Dexter Scott King, the younger son of the late civil rights leader Dr. Martin Luther King Jr. and Coretta Scott King, passed away on Monday after battling prostate cancer, as announced by the King Center in Atlanta. His wife, Leah Weber King, confirmed that he died in his sleep at their home in Malibu, California. He was 62 years old.
Leah Weber King expressed that Dexter fought the disease with great courage and determination until the very end, facing the challenge with bravery and might, much like he had faced other challenges in his life. Born in Atlanta on January 30, 1961, Dexter was named after the Dexter Avenue Baptist Church in Montgomery, Alabama, where his father had served as a pastor.
At the tender age of seven, he tragically lost his father when Dr. Martin Luther King Jr. was assassinated in Memphis, Tennessee, in 1968. Reverend Dr. Bernice A. King, CEO of the King Center, expressed her deep heartbreak at the loss of another sibling and asked for strength to get through this difficult time.
Following in his father's footsteps, Dexter attended Morehouse College in Atlanta. At the time of his passing, he held the positions of chairman of the King Center and president of the King Estate. He also pursued a career in acting and portrayed his father in the 2002 television movie "The Rosa Parks Story."
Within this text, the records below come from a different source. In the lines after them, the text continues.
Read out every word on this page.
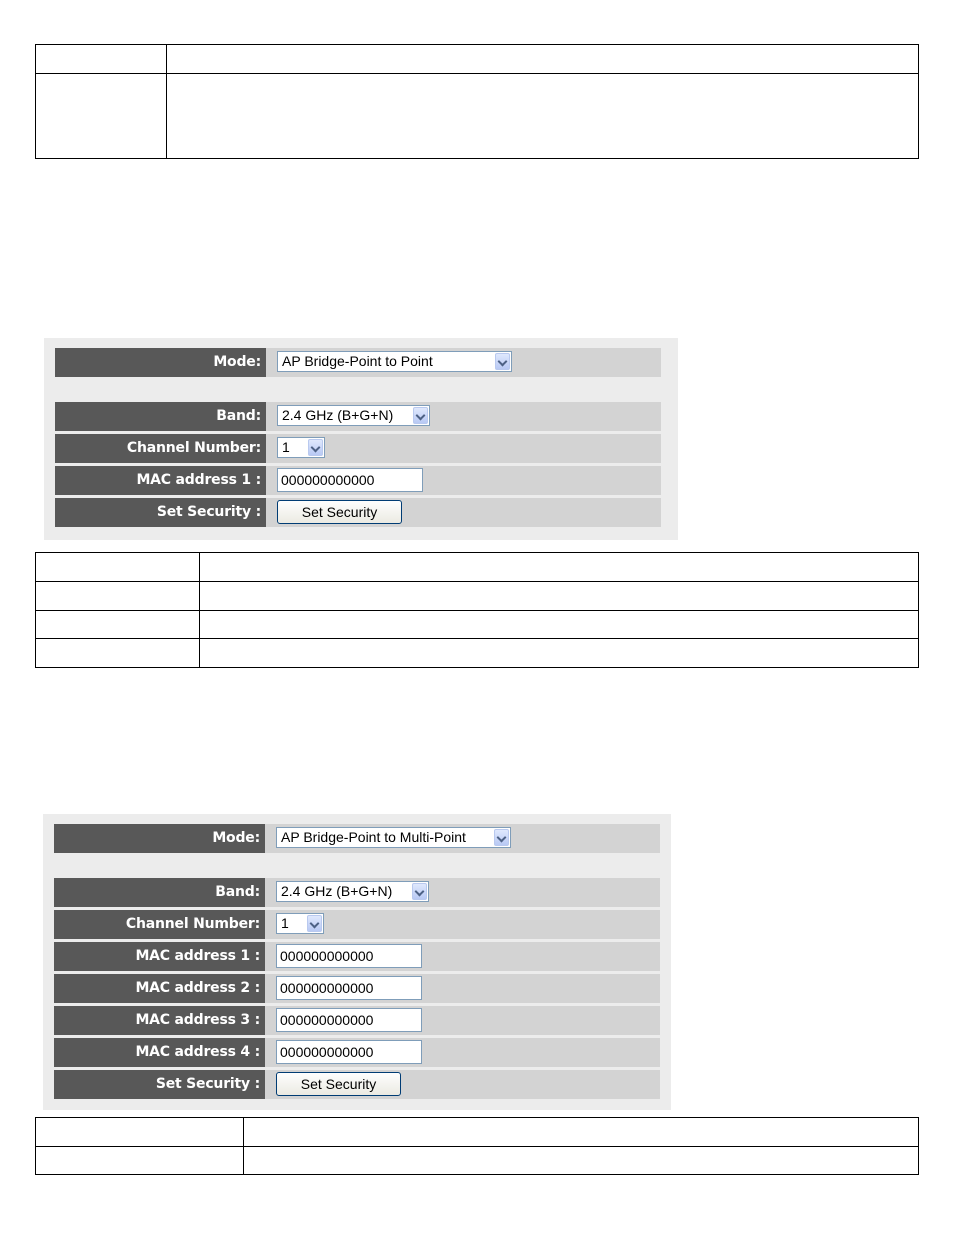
Mode:	AP Bridge-Point to Point
Band:	2.4 GHz (B+G+N)
Channel Number:	1
MAC address 1 :	000000000000
Set Security :	Set Security

Mode:	AP Bridge-Point to Multi-Point
Band:	2.4 GHz (B+G+N)
Channel Number:	1
MAC address 1 :	000000000000
MAC address 2 :	000000000000
MAC address 3 :	000000000000
MAC address 4 :	000000000000
Set Security :	Set Security
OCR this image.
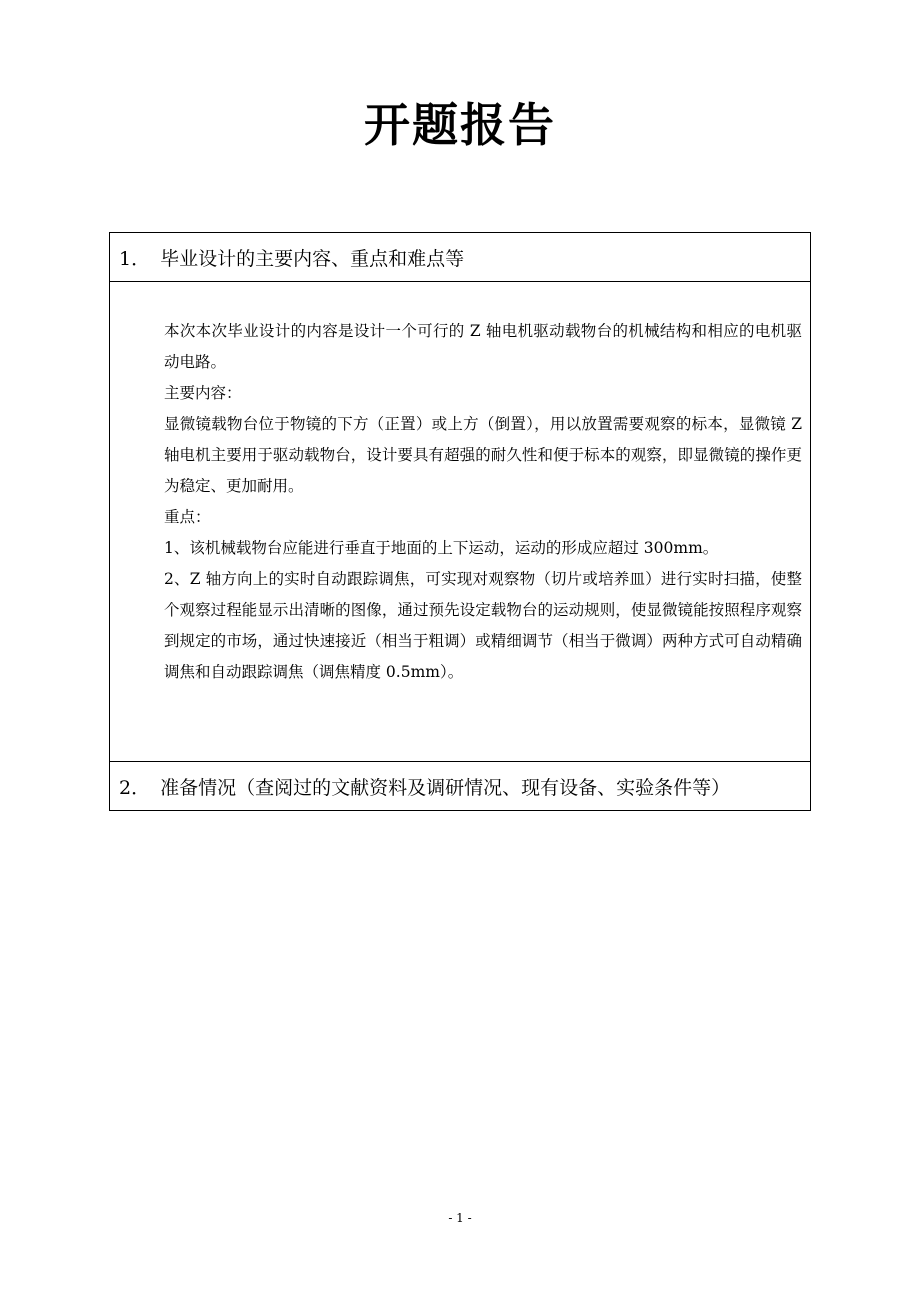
开题报告
1． 毕业设计的主要内容、重点和难点等

本次本次毕业设计的内容是设计一个可行的 Z 轴电机驱动载物台的机械结构和相应的电机驱动电路。

主要内容：

显微镜载物台位于物镜的下方（正置）或上方（倒置），用以放置需要观察的标本，显微镜 Z 轴电机主要用于驱动载物台，设计要具有超强的耐久性和便于标本的观察，即显微镜的操作更为稳定、更加耐用。

重点：

1、该机械载物台应能进行垂直于地面的上下运动，运动的形成应超过 300mm。

2、Z 轴方向上的实时自动跟踪调焦，可实现对观察物（切片或培养皿）进行实时扫描，使整个观察过程能显示出清晰的图像，通过预先设定载物台的运动规则，使显微镜能按照程序观察到规定的市场，通过快速接近（相当于粗调）或精细调节（相当于微调）两种方式可自动精确调焦和自动跟踪调焦（调焦精度 0.5mm）。

2． 准备情况（查阅过的文献资料及调研情况、现有设备、实验条件等）
- 1 -
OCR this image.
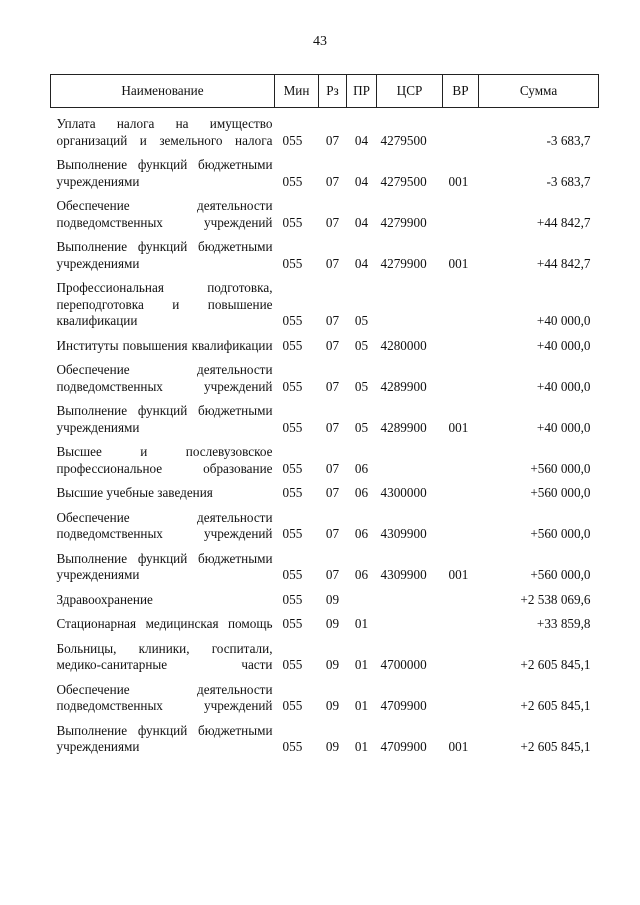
43
Наименование	Мин	Рз	ПР	ЦСР	ВР	Сумма

Уплата налога на имущество организаций и земельного налога	055	07	04	4279500		-3 683,7

Выполнение функций бюджетными учреждениями	055	07	04	4279500	001	-3 683,7

Обеспечение деятельности подведомственных учреждений	055	07	04	4279900		+44 842,7

Выполнение функций бюджетными учреждениями	055	07	04	4279900	001	+44 842,7

Профессиональная подготовка, переподготовка и повышение квалификации	055	07	05			+40 000,0

Институты повышения квалификации	055	07	05	4280000		+40 000,0

Обеспечение деятельности подведомственных учреждений	055	07	05	4289900		+40 000,0

Выполнение функций бюджетными учреждениями	055	07	05	4289900	001	+40 000,0

Высшее и послевузовское профессиональное образование	055	07	06			+560 000,0

Высшие учебные заведения	055	07	06	4300000		+560 000,0

Обеспечение деятельности подведомственных учреждений	055	07	06	4309900		+560 000,0

Выполнение функций бюджетными учреждениями	055	07	06	4309900	001	+560 000,0

Здравоохранение	055	09				+2 538 069,6

Стационарная медицинская помощь	055	09	01			+33 859,8

Больницы, клиники, госпитали, медико-санитарные части	055	09	01	4700000		+2 605 845,1

Обеспечение деятельности подведомственных учреждений	055	09	01	4709900		+2 605 845,1

Выполнение функций бюджетными учреждениями	055	09	01	4709900	001	+2 605 845,1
Reverend Al Sharpton, founder and president of the National Action Network, expressed his sadness at Dexter's passing, highlighting how he had turned his pain into activism and dedicated his life to advancing the dream his parents had for their children and future generations.
Dexter was preceded in death by his father, mother, and sister Yolanda. He is survived by his wife of 11 years, Leah Weber King, his sister Bernice King, his brother Martin Luther King III, his niece, Yolanda Renee King, and other family members.